Scott, born a slave, had been taken by his master, an army surgeon, into the free portion of the Louisiana territory. Upon his master's death, Scott sued for his freedom, on the grounds that since slavery was outlawed in the free territory, he had become a free man there, and "once free always free." The argument was rejected by a Missouri court, but Scott and his white supporters managed to get the case into federal court, where the issue was simply whether a slave had standing -- that is, the legal right -- to sue in a federal court. So the first question the Supreme Court had to decide was whether it had jurisdiction. If Scott had standing, then the Court had jurisdiction, and the justices could go on to decide the merits of his claim. But if, as a slave, Scott did not have standing, then the Court could dismiss the suit for lack of jurisdiction.

The Court ruled that Scott, as a slave, could not exercise the prerogative of a free citizen to sue in federal court.
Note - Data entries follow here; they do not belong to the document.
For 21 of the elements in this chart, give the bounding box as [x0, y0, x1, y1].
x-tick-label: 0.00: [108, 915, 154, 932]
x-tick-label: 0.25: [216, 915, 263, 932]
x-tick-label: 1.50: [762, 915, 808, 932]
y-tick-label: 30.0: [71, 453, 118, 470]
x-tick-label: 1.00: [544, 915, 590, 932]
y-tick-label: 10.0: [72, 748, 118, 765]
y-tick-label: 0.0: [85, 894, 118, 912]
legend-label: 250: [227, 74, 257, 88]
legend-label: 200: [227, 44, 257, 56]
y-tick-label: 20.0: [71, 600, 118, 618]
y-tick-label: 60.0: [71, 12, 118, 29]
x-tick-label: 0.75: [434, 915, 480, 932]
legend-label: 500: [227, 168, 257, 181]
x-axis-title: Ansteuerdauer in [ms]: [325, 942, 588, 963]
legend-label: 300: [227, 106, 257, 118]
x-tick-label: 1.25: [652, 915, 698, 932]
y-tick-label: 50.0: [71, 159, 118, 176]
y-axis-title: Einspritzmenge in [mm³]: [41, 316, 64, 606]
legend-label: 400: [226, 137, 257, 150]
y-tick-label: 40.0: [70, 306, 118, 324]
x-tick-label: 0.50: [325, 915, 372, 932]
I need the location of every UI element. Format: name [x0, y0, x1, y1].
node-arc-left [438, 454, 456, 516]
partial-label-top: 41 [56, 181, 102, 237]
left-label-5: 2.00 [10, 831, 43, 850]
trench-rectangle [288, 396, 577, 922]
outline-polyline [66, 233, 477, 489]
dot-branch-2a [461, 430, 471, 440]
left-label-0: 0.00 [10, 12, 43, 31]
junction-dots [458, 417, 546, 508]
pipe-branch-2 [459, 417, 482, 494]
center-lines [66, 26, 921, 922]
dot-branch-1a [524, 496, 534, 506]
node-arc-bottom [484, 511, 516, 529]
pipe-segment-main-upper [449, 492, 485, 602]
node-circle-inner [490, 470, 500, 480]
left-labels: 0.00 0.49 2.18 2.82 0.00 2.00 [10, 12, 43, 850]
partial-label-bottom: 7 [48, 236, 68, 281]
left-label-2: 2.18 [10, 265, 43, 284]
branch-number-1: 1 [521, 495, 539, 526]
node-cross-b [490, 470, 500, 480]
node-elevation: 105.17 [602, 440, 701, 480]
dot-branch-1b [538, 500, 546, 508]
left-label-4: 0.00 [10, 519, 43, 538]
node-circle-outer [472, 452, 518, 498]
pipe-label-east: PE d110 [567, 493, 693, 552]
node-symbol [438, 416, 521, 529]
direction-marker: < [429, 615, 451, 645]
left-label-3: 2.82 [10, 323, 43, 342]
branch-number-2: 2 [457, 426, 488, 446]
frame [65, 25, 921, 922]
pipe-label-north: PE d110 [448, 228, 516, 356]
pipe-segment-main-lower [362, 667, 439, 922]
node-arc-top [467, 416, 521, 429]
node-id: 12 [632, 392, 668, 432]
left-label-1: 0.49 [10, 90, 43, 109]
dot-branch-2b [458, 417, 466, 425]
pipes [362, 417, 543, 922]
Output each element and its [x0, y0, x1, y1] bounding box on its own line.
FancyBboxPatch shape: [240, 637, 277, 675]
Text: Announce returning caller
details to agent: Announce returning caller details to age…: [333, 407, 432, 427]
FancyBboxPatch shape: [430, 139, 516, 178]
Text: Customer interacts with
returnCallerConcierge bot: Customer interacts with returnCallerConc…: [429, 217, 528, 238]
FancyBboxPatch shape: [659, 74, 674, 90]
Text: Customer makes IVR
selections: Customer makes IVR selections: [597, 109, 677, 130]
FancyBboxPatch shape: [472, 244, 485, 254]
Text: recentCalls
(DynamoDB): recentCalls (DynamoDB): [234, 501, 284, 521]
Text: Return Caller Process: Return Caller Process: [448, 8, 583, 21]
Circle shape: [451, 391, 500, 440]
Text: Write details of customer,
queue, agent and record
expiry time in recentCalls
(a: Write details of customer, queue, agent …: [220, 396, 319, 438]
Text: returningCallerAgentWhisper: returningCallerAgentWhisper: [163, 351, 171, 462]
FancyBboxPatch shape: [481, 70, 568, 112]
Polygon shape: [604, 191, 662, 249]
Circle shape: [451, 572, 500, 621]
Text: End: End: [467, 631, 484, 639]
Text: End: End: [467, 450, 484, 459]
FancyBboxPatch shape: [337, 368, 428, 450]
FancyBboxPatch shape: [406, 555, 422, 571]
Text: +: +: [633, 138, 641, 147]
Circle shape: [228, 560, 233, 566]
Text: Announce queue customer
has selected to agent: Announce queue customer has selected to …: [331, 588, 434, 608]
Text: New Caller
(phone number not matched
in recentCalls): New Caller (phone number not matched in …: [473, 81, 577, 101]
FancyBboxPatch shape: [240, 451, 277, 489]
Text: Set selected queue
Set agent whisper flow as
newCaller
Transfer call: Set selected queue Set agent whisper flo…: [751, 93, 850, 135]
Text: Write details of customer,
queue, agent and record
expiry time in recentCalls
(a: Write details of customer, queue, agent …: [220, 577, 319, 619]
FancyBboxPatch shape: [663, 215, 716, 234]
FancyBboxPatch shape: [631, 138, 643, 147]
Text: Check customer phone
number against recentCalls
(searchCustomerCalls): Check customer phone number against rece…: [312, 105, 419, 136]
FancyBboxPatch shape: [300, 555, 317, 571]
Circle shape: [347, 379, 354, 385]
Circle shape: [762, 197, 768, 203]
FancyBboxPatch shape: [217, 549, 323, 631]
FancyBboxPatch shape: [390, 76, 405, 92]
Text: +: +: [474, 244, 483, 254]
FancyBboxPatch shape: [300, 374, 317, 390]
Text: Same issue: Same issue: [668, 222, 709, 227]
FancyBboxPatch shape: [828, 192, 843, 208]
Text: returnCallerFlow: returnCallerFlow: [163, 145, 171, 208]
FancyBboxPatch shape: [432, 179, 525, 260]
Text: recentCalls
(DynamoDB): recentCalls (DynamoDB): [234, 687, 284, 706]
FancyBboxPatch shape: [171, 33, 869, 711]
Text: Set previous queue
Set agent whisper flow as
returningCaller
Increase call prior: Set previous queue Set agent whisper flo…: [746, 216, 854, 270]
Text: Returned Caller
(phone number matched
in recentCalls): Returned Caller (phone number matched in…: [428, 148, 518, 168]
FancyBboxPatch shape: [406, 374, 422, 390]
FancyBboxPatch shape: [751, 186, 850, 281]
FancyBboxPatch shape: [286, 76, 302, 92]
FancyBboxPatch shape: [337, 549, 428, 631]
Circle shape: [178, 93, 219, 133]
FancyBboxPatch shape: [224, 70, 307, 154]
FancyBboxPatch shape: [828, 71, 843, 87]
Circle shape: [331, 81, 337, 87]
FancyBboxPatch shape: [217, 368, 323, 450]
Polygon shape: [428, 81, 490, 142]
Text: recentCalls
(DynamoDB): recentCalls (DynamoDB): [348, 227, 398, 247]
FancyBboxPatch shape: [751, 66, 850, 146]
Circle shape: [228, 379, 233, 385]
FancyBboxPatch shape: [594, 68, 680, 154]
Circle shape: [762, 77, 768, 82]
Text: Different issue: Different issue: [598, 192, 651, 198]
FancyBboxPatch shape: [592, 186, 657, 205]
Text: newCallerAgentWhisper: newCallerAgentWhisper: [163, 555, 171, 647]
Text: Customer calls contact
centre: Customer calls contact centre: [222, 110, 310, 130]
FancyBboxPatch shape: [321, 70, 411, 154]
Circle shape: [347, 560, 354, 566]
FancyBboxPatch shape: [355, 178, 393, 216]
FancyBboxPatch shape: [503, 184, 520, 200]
That should have been the end of the case, but Chief Justice Taney and the other southern sympathizers on the Court hoped that a definitive ruling would settle the issue of slavery in the territories once and for all. So they went on to rule that the Missouri Compromise of 1820 was unconstitutional since Congress could not forbid citizens from taking their property, i.e., slaves, into any territory owned by the United States. A slave, Taney ruled, was property, nothing more, and could never be a citizen.

The South, of course, welcomed the ruling, but in the North it raised a storm of protest and scorn. It helped create the Republican Party, and disgust at the decision may have played a role in the election of Abraham Lincoln in 1860.

Modern Republicans like non-activist Judges, like Chief Justice Taney, that maintain the status quo regardless of true Consitutional considerations.

STCA said...

Yes, Ghost, most of your comments are heady and seldom are they your own. I took a sample of your comments and googled them and they were not written by you but by columnists.

The Scott decision was horrible. Have you taken constitutional law? I would love to discuss other cases with you to show that actually liberal judges hurt minority communities in cases of iminent domain, districting and quotas. If you want to discuss it I will..but don't post stolen writings.